# taz.de -- Kämpfe um Mariupol in der Ostukraine: Warten auf den Feind
       
       > Die Einwohner von Mariupol sind von den ständigen Gefechten zermürbt. Wie
       > kann man eine Stadt verteidigen, die gar nicht verteidigt werden will?
       
 (IMG) Bild: Freiwillige bei Schirokino, 15 Kilometer östlich von Mariupol. Irgendwo hinter den Wällen beginnt die „Donezker Volksrepublik“
       
       MARIUPOL taz | Manchmal ist es besser, in Mariupol den Mund zu halten. Ein
       Mann lehnt an einer Mauer im Stadtviertel Wostotschni und hält sein
       Morgenbier in der Hand. Als er hört, dass jemand etwas auf Englisch sagt,
       fängt er an zu keifen. Die Flasche schwenkt er, als wolle er sie werfen.
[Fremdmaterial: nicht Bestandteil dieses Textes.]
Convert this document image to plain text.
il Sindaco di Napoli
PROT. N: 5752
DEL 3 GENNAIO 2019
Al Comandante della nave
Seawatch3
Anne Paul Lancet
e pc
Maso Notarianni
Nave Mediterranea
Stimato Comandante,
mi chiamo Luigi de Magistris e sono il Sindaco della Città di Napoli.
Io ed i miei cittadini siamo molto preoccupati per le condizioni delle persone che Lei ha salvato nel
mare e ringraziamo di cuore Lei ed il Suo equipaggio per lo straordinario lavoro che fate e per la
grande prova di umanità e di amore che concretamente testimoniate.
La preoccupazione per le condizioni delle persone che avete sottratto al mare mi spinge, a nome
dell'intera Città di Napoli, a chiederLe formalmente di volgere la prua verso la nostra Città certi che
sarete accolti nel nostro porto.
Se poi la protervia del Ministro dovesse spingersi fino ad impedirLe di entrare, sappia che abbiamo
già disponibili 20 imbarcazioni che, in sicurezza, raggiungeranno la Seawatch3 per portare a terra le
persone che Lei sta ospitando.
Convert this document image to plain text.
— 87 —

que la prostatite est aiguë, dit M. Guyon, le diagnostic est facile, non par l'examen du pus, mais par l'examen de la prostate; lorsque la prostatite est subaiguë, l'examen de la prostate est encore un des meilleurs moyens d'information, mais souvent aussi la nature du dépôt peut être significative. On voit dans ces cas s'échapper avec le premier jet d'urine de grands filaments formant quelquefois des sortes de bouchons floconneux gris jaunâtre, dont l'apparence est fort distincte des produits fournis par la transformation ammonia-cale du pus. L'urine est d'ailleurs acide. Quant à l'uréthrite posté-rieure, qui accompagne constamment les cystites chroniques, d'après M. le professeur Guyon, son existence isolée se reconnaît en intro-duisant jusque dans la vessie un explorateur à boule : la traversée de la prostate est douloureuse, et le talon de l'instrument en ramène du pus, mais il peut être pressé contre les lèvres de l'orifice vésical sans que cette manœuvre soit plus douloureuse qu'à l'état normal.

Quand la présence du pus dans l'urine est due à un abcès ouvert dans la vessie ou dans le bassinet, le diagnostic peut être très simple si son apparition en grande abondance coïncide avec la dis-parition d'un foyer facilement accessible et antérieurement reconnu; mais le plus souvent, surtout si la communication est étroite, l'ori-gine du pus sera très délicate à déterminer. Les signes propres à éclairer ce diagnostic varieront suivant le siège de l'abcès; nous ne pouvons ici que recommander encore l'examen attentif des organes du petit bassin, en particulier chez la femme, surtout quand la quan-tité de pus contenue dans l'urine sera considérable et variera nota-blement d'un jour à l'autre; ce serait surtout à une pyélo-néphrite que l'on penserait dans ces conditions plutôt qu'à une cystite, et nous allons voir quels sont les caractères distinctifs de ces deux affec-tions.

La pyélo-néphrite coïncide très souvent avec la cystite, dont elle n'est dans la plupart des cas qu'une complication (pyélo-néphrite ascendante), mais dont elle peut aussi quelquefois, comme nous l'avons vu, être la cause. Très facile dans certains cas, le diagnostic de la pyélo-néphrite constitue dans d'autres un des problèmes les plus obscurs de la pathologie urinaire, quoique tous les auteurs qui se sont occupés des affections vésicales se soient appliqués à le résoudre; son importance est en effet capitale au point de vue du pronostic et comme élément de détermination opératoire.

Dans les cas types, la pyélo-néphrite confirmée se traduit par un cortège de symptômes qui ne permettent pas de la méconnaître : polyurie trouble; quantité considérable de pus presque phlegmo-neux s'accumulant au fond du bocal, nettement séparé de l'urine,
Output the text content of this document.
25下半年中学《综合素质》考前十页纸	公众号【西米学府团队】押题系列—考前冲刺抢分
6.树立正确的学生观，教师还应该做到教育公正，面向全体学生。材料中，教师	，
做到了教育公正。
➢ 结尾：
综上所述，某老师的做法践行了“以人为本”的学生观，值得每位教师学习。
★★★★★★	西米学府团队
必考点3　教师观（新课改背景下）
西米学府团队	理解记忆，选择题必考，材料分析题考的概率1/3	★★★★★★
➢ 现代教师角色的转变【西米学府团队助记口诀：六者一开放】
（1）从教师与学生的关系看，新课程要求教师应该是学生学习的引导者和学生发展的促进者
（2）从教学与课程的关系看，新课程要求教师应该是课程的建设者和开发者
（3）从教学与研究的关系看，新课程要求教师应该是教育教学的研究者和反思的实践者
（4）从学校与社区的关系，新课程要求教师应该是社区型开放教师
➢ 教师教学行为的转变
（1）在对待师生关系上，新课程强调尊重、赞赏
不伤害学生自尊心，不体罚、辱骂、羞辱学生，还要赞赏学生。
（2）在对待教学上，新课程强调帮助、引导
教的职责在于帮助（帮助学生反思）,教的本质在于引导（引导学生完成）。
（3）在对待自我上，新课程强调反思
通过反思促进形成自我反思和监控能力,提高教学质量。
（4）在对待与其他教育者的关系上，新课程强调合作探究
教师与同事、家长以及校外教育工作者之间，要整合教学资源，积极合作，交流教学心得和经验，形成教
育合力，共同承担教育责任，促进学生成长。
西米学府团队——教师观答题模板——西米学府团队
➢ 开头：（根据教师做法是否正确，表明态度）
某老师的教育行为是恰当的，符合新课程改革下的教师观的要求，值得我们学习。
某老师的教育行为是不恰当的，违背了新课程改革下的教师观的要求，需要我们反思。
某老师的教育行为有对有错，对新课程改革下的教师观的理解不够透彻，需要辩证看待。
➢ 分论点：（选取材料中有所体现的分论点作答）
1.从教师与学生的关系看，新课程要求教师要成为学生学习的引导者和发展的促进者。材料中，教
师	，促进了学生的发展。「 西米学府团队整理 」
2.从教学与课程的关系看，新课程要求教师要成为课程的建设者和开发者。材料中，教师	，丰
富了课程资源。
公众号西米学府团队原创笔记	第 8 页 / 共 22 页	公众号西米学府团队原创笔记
       Die Englischlehrerin Margo Stachiw beschleunigt ihren Schritt und biegt um
       die Ecke in eine unbelebte Gasse. Sie blickt sich um. In der Straße sind
       kaum Fußgänger unterwegs, niemand ist in Hörweite. „Ich habe dich gewarnt.
       Die Leute in Wostotschni mögen keine Europäer“, flüstert sie in der fremden
       Sprache.
       
       Die Mauern der Wohnblocks ringsum tragen Narben wie Pockengesichter. Die
       Trümmer der Grad-Raketen, die im Januar hier auf dem Wochenmarkt von
       Wostotschni eingeschlagen sind, haben sich wie glühende Nägel in den Beton
       gebohrt. Auf dem Markt selbst hinterließen sie an jenem Tag einen Sumpf von
       Blut und zerfetzen Gliedmaßen. Die Stadtverwaltung zählte dreißig Tote. Die
       Menschen in Wostotschni glauben aber bis heute, dass es viel mehr gewesen
       seien.
       
       Zwei Monate und ein Waffenstillstandsabkommen später sitzen die Menschen in
       Wostotschni, das übersetzt das Östliche Viertel heißt, abends in ihren
       Wohnungen und beobachten ein Wetterleuchten am Himmel, das keines ist. Sie
       bereiten ihr Abendessen zu, während draußen nur wenige Kilometer östlich in
       dem umkämpften Ort Schirokino Mörsergranaten explodieren. Die dürfte seit
       dem Minsker Abkommen vom 12. Februar 2015 eigentlich keine Seite mehr
       einsetzen. Die Bewohner gehen mit der Angst ins Bett, das eines der
       Geschosse ihren Wohnblock trifft. Keine Sirene wird sie warnen.
       
       Doch selbst wenn es ein Frühwarnsystem gäbe – wie sollen sie rechtzeitig
       vor dem Einschlag von einem höheren Stockwerk in die provisorischen
       Schutzbunker im Kellergeschoss rennen? So schnell kann kein Mensch laufen.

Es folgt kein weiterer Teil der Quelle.